Der Bereich OGS wird uns im nächsten Jahr sicherlich noch weiter beschäftigen. Der Bedarf an OGS Plätzen steigt weiter und der sukzessive Rechtsanspruch in 2026 ist nicht mehr weit weg. Trotz aller räumlichen Probleme halten wir uns hier für gut aufgestellt. Wir haben schon früh Qualitätskriterien entwickelt, haben einen OGS Standard entwickelt, den das Land bis jetzt nicht hinbekommen hat. Aber auch hier gilt es hinzugucken: Wie können wir, angesichts dessen, dass kein zusätzliches Geld für den OGS Ausbau vom Land zur Verfügung gestellt wird, dafür sorgen, dass unsere Kinder weiterhin gut betreut werden, ohne dabei unsere selbst formulierten Standards aufzuweichen.

In Zeiten knapper Kassen besteht immer die Gefahr, im Bereich „Soziales“ zu kürzen. Die auskömmliche Finanzierung unserer sozialen Infrastruktur liegt zwar nicht ausschließlich in unseren Händen, wird aber durch uns mitgestaltet. Gerade in Zeiten, in denen die Gesellschaft tief gespalten ist und antidemokratische Bewegungen Fahrt aufnehmen, ist es Aufgabe von Politik, am Ziel des sozialen Friedens festzuhalten.
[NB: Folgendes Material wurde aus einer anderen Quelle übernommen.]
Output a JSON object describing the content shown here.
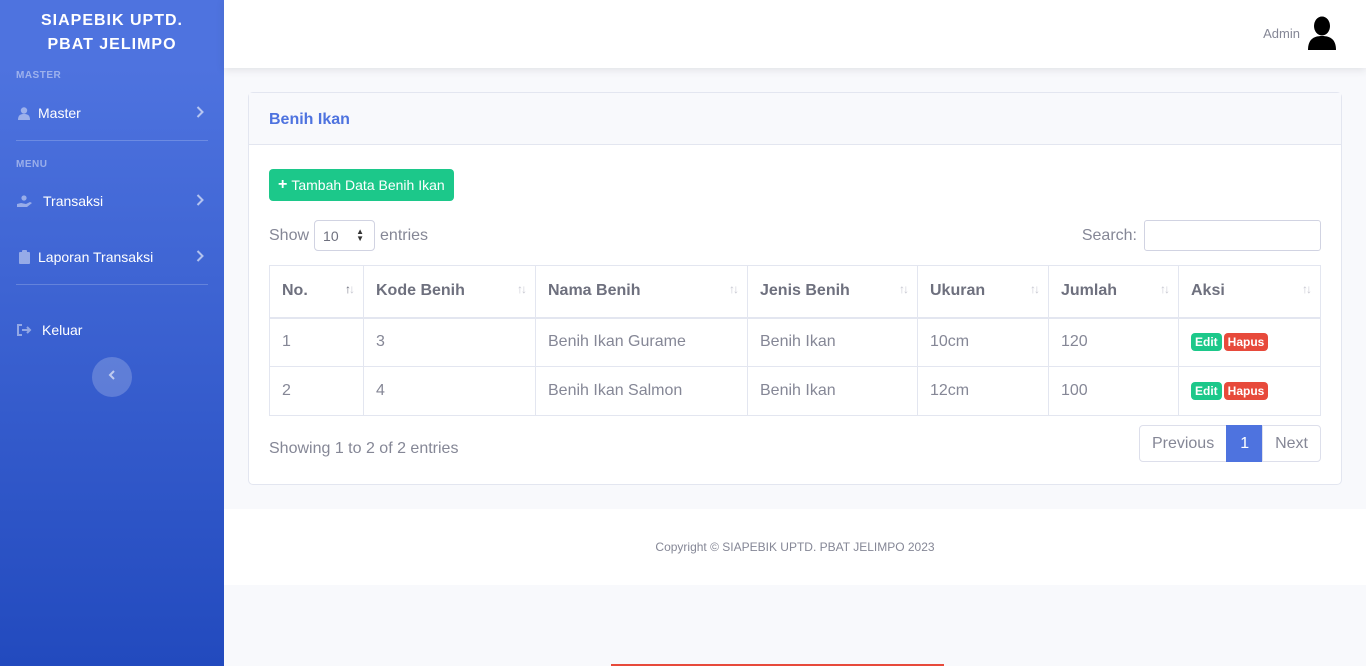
{
  "brand": {
    "line1": "SIAPEBIK UPTD.",
    "line2": "PBAT JELIMPO"
  },
  "sidebar": {
    "heading_master": "MASTER",
    "heading_menu": "MENU",
    "items": [
      {
        "label": "Master",
        "icon": "user-icon"
      },
      {
        "label": "Transaksi",
        "icon": "hand-holding-icon"
      },
      {
        "label": "Laporan Transaksi",
        "icon": "clipboard-icon"
      },
      {
        "label": "Keluar",
        "icon": "sign-out-icon"
      }
    ]
  },
  "topbar": {
    "user_name": "Admin"
  },
  "card": {
    "title": "Benih Ikan",
    "add_button": "Tambah Data Benih Ikan",
    "show_label": "Show",
    "entries_label": "entries",
    "page_length": "10",
    "search_label": "Search:",
    "search_value": ""
  },
  "table": {
    "columns": [
      "No.",
      "Kode Benih",
      "Nama Benih",
      "Jenis Benih",
      "Ukuran",
      "Jumlah",
      "Aksi"
    ],
    "rows": [
      {
        "no": "1",
        "kode": "3",
        "nama": "Benih Ikan Gurame",
        "jenis": "Benih Ikan",
        "ukuran": "10cm",
        "jumlah": "120"
      },
      {
        "no": "2",
        "kode": "4",
        "nama": "Benih Ikan Salmon",
        "jenis": "Benih Ikan",
        "ukuran": "12cm",
        "jumlah": "100"
      }
    ],
    "edit_label": "Edit",
    "delete_label": "Hapus"
  },
  "pagination": {
    "info": "Showing 1 to 2 of 2 entries",
    "previous": "Previous",
    "current": "1",
    "next": "Next"
  },
  "footer": {
    "copyright": "Copyright © SIAPEBIK UPTD. PBAT JELIMPO 2023"
  },
  "colors": {
    "primary": "#4e73df",
    "success": "#1cc88a",
    "danger": "#e74a3b"
  }
}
Wir begrüßen es ausdrücklich, dass im Bereich der freiwilligen Leistungen keine Kürzungen vorgenommen wurden. Die Einstellung von 40.000 EUR für die von uns initiierte Spielleitplanung ist richtig und gut. Stadtentwicklung muss sich auch an den Bedürfnissen von Kindern und Jugendlichen orientieren.

Im Zusammenhang mit sozialer Verantwortung möchte ich an dieser Stelle kurz auf das Thema Armut in Lengerich eingehen: Durch unseren Antrag im vergangenen Jahr konnten wir anregen und sicherstellen, dass das Thema „Armut in unserer Stadt“ regelmäßig auf der Tagesordnung steht. Wir werden dafür Sorge tragen, dass kommunale Handlungsspielräume identifiziert werden und es sich nicht nur um eine bloße Berichterstattung handelt. Viele Städte haben bereits regionale Strategien zur Armutsbekämpfung entwickelt.

Im Bereich der Schul-und Bildungspolitik ist unser Gestaltungsspielraum eingeschränkt, aber durchaus vorhanden. Gemeinsam konnten z.B. alle Fraktionen die unsägliche Debatte um die gleichwertige Verpflegung an beiden Standorten der weiterführenden Schulen beenden. Gemeinsam mit den Schulen und Elternvertretern wurde eine zufriedenstellende Lösung erarbeitet. Der Mensa-Verein wird zukünftig ein ausgewogenes, gutes Schulessen für alle Kinder der weiterführenden Schulen vorhalten. An diesem Beispiel zeigt sich, dass Politik gemeinsam, also parteiübergreifend, gute und nachhaltige Lösungen, manchmal auch gegen den Wunsch der Verwaltung, hinbekommt. Sachorientierte Lösungen sollen auch das Jahr 2024 prägen, denn trotz einer angespannten Haushaltslage hat Politik Spiel- und Gestaltungsräume. Das macht Mut und stärkt die Demokratie. Ein Kurs der sich lohnt – auch bei rauer See.

Auch wenn wir den Haushalt an vielen Stellen kritisch betrachten und eine zukunftsweisende, lösungsorientierte Strategie vermissen, werden wir dem Haushalt zustimmen, weil es nicht unserer Haltung entspricht, sich aus der Verantwortung zu ziehen. Wir werden auch im Jahr 2024 sachorientiert an Lösungen arbeiten um gemeinsam mit der Verwaltung und den anderen Fraktionen eine nachhaltige, zukunftsfähige Idee von Lengerich zu entwickeln.

In diesem Sinne wünsche ich uns allen Mast- und Schotbruch und immer eine Handbreit Wasser unterm Kiel.